Several simulation software packages are available some of which were created specifically for healthcare. These include:

  • From ProModel Corp.: MedModel, Clinical Trials Simulator, and Process Simulator
  • From Rockwell Automation: Arena simulation software.
  • From FlexSim Software Products: FlexSim Healthcare Simulation
  • From Lanner Group Ltd. WITNESS simulation software which has a version for pharmaceutical, consumer health and medical products manufacturing.

c. Example: Many functional areas in healthcare have benefited from the use of digital simulation models. The discrete events simulated can be such things as a clinical procedure, an administrative decision or patient attributes. Particularly popular are models of a hospital ED, surgery, outpatient clinics and various ancillary departments to model patient flow and to develop and test improvement alternatives in these areas. The simulation models can be built using available hospital data on the timing of patient movement and processes. Often the programming and resulting model are displayed graphically and animated. The model's intent can be to improve productivity, quality, resource utilization or other attributes.

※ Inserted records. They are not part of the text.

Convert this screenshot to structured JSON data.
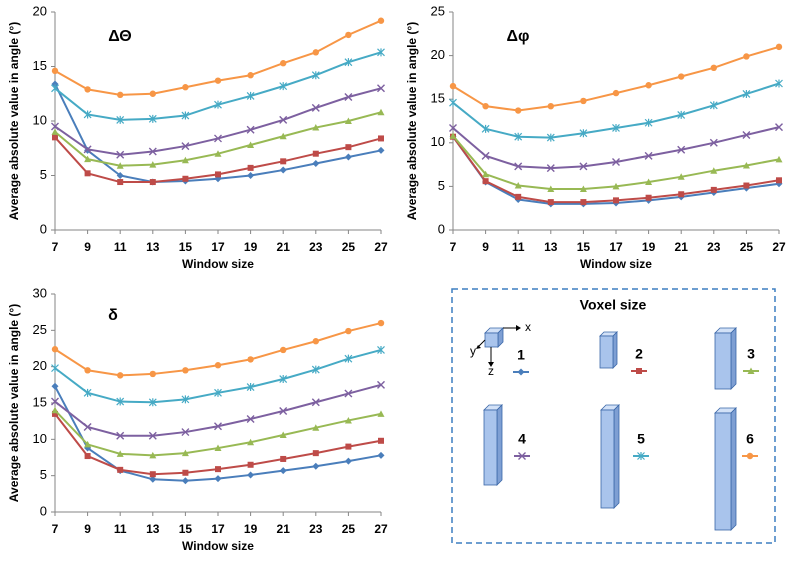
{
  "chart_data": [
    {
      "type": "line",
      "title": "ΔΘ",
      "xlabel": "Window size",
      "ylabel": "Average absolute value in angle (°)",
      "x": [
        7,
        9,
        11,
        13,
        15,
        17,
        19,
        21,
        23,
        25,
        27
      ],
      "xlim": [
        7,
        27
      ],
      "xticks": [
        7,
        9,
        11,
        13,
        15,
        17,
        19,
        21,
        23,
        25,
        27
      ],
      "ylim": [
        0,
        20
      ],
      "yticks": [
        0,
        5,
        10,
        15,
        20
      ],
      "grid": false,
      "series": [
        {
          "name": "1",
          "color": "#4a7ebb",
          "marker": "diamond",
          "values": [
            13.4,
            7.3,
            5.0,
            4.4,
            4.5,
            4.7,
            5.0,
            5.5,
            6.1,
            6.7,
            7.3
          ]
        },
        {
          "name": "2",
          "color": "#be4b48",
          "marker": "square",
          "values": [
            8.5,
            5.2,
            4.4,
            4.4,
            4.7,
            5.1,
            5.7,
            6.3,
            7.0,
            7.6,
            8.4
          ]
        },
        {
          "name": "3",
          "color": "#98b954",
          "marker": "triangle",
          "values": [
            9.0,
            6.5,
            5.9,
            6.0,
            6.4,
            7.0,
            7.8,
            8.6,
            9.4,
            10.0,
            10.8
          ]
        },
        {
          "name": "4",
          "color": "#7d60a0",
          "marker": "cross",
          "values": [
            9.5,
            7.4,
            6.9,
            7.2,
            7.7,
            8.4,
            9.2,
            10.1,
            11.2,
            12.2,
            13.0
          ]
        },
        {
          "name": "5",
          "color": "#46aac5",
          "marker": "star",
          "values": [
            13.0,
            10.6,
            10.1,
            10.2,
            10.5,
            11.5,
            12.3,
            13.2,
            14.2,
            15.4,
            16.3
          ]
        },
        {
          "name": "6",
          "color": "#f79646",
          "marker": "circle",
          "values": [
            14.6,
            12.9,
            12.4,
            12.5,
            13.1,
            13.7,
            14.2,
            15.3,
            16.3,
            17.9,
            19.2
          ]
        }
      ]
    },
    {
      "type": "line",
      "title": "Δφ",
      "xlabel": "Window size",
      "ylabel": "Average absolute value in angle (°)",
      "x": [
        7,
        9,
        11,
        13,
        15,
        17,
        19,
        21,
        23,
        25,
        27
      ],
      "xlim": [
        7,
        27
      ],
      "xticks": [
        7,
        9,
        11,
        13,
        15,
        17,
        19,
        21,
        23,
        25,
        27
      ],
      "ylim": [
        0,
        25
      ],
      "yticks": [
        0,
        5,
        10,
        15,
        20,
        25
      ],
      "grid": false,
      "series": [
        {
          "name": "1",
          "color": "#4a7ebb",
          "marker": "diamond",
          "values": [
            10.7,
            5.5,
            3.5,
            3.0,
            3.0,
            3.1,
            3.4,
            3.8,
            4.3,
            4.8,
            5.3
          ]
        },
        {
          "name": "2",
          "color": "#be4b48",
          "marker": "square",
          "values": [
            10.7,
            5.6,
            3.8,
            3.2,
            3.2,
            3.4,
            3.7,
            4.1,
            4.6,
            5.1,
            5.7
          ]
        },
        {
          "name": "3",
          "color": "#98b954",
          "marker": "triangle",
          "values": [
            10.8,
            6.4,
            5.1,
            4.7,
            4.7,
            5.0,
            5.5,
            6.1,
            6.8,
            7.4,
            8.1
          ]
        },
        {
          "name": "4",
          "color": "#7d60a0",
          "marker": "cross",
          "values": [
            11.7,
            8.5,
            7.3,
            7.1,
            7.3,
            7.8,
            8.5,
            9.2,
            10.0,
            10.9,
            11.8
          ]
        },
        {
          "name": "5",
          "color": "#46aac5",
          "marker": "star",
          "values": [
            14.6,
            11.6,
            10.7,
            10.6,
            11.1,
            11.7,
            12.3,
            13.2,
            14.3,
            15.6,
            16.8
          ]
        },
        {
          "name": "6",
          "color": "#f79646",
          "marker": "circle",
          "values": [
            16.5,
            14.2,
            13.7,
            14.2,
            14.8,
            15.7,
            16.6,
            17.6,
            18.6,
            19.9,
            21.0
          ]
        }
      ]
    },
    {
      "type": "line",
      "title": "δ",
      "xlabel": "Window size",
      "ylabel": "Average absolute value in angle (°)",
      "x": [
        7,
        9,
        11,
        13,
        15,
        17,
        19,
        21,
        23,
        25,
        27
      ],
      "xlim": [
        7,
        27
      ],
      "xticks": [
        7,
        9,
        11,
        13,
        15,
        17,
        19,
        21,
        23,
        25,
        27
      ],
      "ylim": [
        0,
        30
      ],
      "yticks": [
        0,
        5,
        10,
        15,
        20,
        25,
        30
      ],
      "grid": false,
      "series": [
        {
          "name": "1",
          "color": "#4a7ebb",
          "marker": "diamond",
          "values": [
            17.3,
            8.8,
            5.7,
            4.5,
            4.3,
            4.6,
            5.1,
            5.7,
            6.3,
            7.0,
            7.8
          ]
        },
        {
          "name": "2",
          "color": "#be4b48",
          "marker": "square",
          "values": [
            13.5,
            7.7,
            5.8,
            5.2,
            5.4,
            5.9,
            6.5,
            7.3,
            8.1,
            9.0,
            9.8
          ]
        },
        {
          "name": "3",
          "color": "#98b954",
          "marker": "triangle",
          "values": [
            14.0,
            9.3,
            8.0,
            7.8,
            8.1,
            8.8,
            9.6,
            10.6,
            11.6,
            12.6,
            13.5
          ]
        },
        {
          "name": "4",
          "color": "#7d60a0",
          "marker": "cross",
          "values": [
            15.2,
            11.7,
            10.5,
            10.5,
            11.0,
            11.8,
            12.8,
            13.9,
            15.1,
            16.3,
            17.5
          ]
        },
        {
          "name": "5",
          "color": "#46aac5",
          "marker": "star",
          "values": [
            19.8,
            16.4,
            15.2,
            15.1,
            15.5,
            16.4,
            17.2,
            18.3,
            19.6,
            21.1,
            22.3
          ]
        },
        {
          "name": "6",
          "color": "#f79646",
          "marker": "circle",
          "values": [
            22.4,
            19.5,
            18.8,
            19.0,
            19.5,
            20.2,
            21.0,
            22.3,
            23.5,
            24.9,
            26.0
          ]
        }
      ]
    }
  ],
  "legend": {
    "title": "Voxel size",
    "axis_labels": [
      "x",
      "y",
      "z"
    ]
  }
}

An Example might be to determine the impact of implementing a new type of equipment where there is a choice in the number of devices to purchase. Various combinations scheduling and staffing the use of the devices could be tried and the simulation used to forecast the effect on patient visit time, costs and patient outcomes.

A department or clinic's patient flow can be modeled. The model can be displayed as a flow diagram on a computer screen with icons of patients and staff moving about a diagram. Shown below is a diagram for a simulation model of patient flow in a colonoscopy clinic that was used to improve patient and staff schedules.

Simulation model of a GI clinic

d. Steps:

1) Define the problem, objectives to be addressed, and the scope of the model

2) Gather data needed to define the model's attributes such as volumes, times and patterns of flow

3) Design and program the simulation model incorporating the descriptive data

4) Test (validate) the model to be sure it reflects the situation being modeled, including its ability to correctly react to changes to the real system modeled.

5) Run potential improvement using the simulation model and evaluate the forecasted simulation outcomes. If the improvements appear worthwhile in the simulation, test the changes in the real life system to assure that these improvements can be achieved.